Bangkok Post

TWO RECENT FIRES AN INDICATOR OF LOOMING CONFLICT

- Bret Stephens is a columnist with The New York Times. Bret Stephens

We’ll probably never know exactly what sorts of documents were incinerate­d at China’s Consulate in Houston in the days before the United States forced it to close on Friday, after accusing it of being a hub of espionage. We may also never know what caused this month’s catastroph­ic fire aboard the USS Bonhomme Richard, a massive amphibious assault ship that was being fitted out to double as a small aircraft carrier, in the port of San Diego.

What we should know is that the two fires are actually one. We are racing toward a conflict with China we may be ill-prepared to wage.

The closure of the consulate comes on the heels of a quad of bellicose speeches from top administra­tion officials, collective­ly amounting to a declaratio­n of Cold War against China. Robert O’Brien, the national security adviser, painted China’s leadership as unreconstr­ucted Marxist-Leninists. The FBI director, Christophe­r Wray, spoke of China’s practice in the art of “malign foreign influence”. And Secretary of State Mike Pompeo hinted the free world may need a new version of Nato, this one aimed at Beijing instead of Moscow.

Given that the source is Team Trump and the timing is an election year, it’s tempting to dismiss the speeches’ warnings as cynical, hypocritic­al, political — and therefore wrong. Why complain about civil liberties in Hong Kong when we have goon squads in Portland? Why accuse China of trashing global norms when that’s been Mr Trump’s ambition from the beginning? Why characteri­se Chinese President Xi Jinping as a linear ideologica­l descendant of Joseph Stalin when, as we know from John Bolton, Mr Trump was fulsomely praising him and soliciting his help for his re-election bid?

And why all of this now, when Mr Trump needs enemies both foreign and domestic to rescue his flagging re-election bid?

But the problem with these questions is that — however on point they are as criticisms of Mr Trump — they obscure two hard facts a Biden administra­tion will also confront. The first is that, under Mr Xi, China has become drasticall­y more repressive at home, more aggressive abroad and more shameless about both than at nearly any point since the death of Mao Tse-tung.
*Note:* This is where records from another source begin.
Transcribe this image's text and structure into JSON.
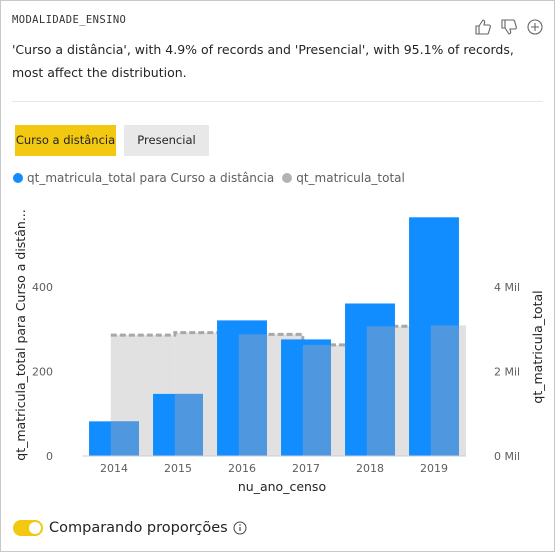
{
  "card": {
    "title": "MODALIDADE_ENSINO",
    "summary": "'Curso a distância', with 4.9% of records and 'Presencial', with 95.1% of records, most affect the distribution."
  },
  "filters": [
    {
      "label": "Curso a distância",
      "selected": true
    },
    {
      "label": "Presencial",
      "selected": false
    }
  ],
  "toggle": {
    "label": "Comparando proporções",
    "on": true
  },
  "icons": [
    "thumbs-up-icon",
    "thumbs-down-icon",
    "plus-circle-icon",
    "info-icon"
  ],
  "colors": {
    "accent": "#f2c811",
    "series_blue": "#118dff",
    "overlap_blue": "#4f98e0",
    "total_gray": "#e1e1e1",
    "dashed": "#a8a8a8"
  },
  "chart_data": {
    "type": "bar",
    "categories": [
      "2014",
      "2015",
      "2016",
      "2017",
      "2018",
      "2019"
    ],
    "xlabel": "nu_ano_censo",
    "ylabel_left": "qt_matricula_total para Curso a distân...",
    "ylabel_right": "qt_matricula_total",
    "ylim_left": [
      0,
      600
    ],
    "ylim_right": [
      0,
      6000
    ],
    "yticks_left": [
      "0",
      "200",
      "400"
    ],
    "yticks_right": [
      "0 Mil",
      "2 Mil",
      "4 Mil"
    ],
    "legend": [
      {
        "name": "qt_matricula_total para Curso a distância",
        "color": "#118dff"
      },
      {
        "name": "qt_matricula_total",
        "color": "#b3b3b3"
      }
    ],
    "series": [
      {
        "name": "qt_matricula_total para Curso a distância",
        "values": [
          82,
          147,
          321,
          276,
          361,
          565
        ]
      },
      {
        "name": "qt_matricula_total",
        "values": [
          2860,
          2920,
          2880,
          2630,
          3070,
          3090
        ]
      }
    ]
  }
}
This is not a matter of Beijing reacting badly to Mr Trump. Some of China’s biggest digital heists date to the Obama years — including the 2015 hack of the Office of Personnel Management, which gave Beijing the background security files for nearly 22 million current or former US government employees and their family members. China’s outrageous and illegal claims to most of the South China Sea also predate Trump and will fester long after he’s gone.

What stands out now is just how brazen Beijing has become. Take one detail from Mr Wray’s speech: “We have now reached the point where the FBI is opening a new China-related counterint­elligence case about every 10 hours,” he said. In one case, a single scientist, Hongjin Tan, pleaded guilty to stealing an estimated US$1 billion (32 billion baht) in trade secrets from an Oklahoma-based energy company.

Multiply that hundreds if not thousands of times over, and what you have is arguably the largest single theft of foreign property since Germany looted Europe in World War II. Whatever else one might say against the Trump administra­tion, it isn’t lying about China.

But this brings us to the second blunt fact. US power in East Asia is waning. Mr Trump’s decision to withdraw the US from the Trans-Pacific Partnershi­p — the single best hedge the US had against Chinese economic dominance of the region — may, in hindsight, prove to be his single worst policy mistake. He has tried to shake down both South Korea and Japan to pay more for basing US forces: penny ante politics that only raise doubts about America’s reliabilit­y as an ally.

And then there’s the degraded state of the US Navy, epitomised by the fire on the Bonhomme Richard. Mr Trump came to office with grand plans to build a 355-ship Navy, up from the current 300. The Pentagon all but admits it has no hope of reaching that goal. Meanwhile, the Chinese Navy has 335 ships, a 55% increase in 15 years.

If the US and the People’s Republic were to come to blows after some incident over some atoll in the South China Sea, are we confident we’d prevail?

When (fingers crossed) Joe Biden is president, he needn’t ask his Cabinet members to deliver philippics against Beijing. But, as George Kennan once wrote about another regime, he must be prepared to confront China with “unalterabl­e counter force at every point where they show signs of encroachin­g upon the interests of a peaceful and stable world.”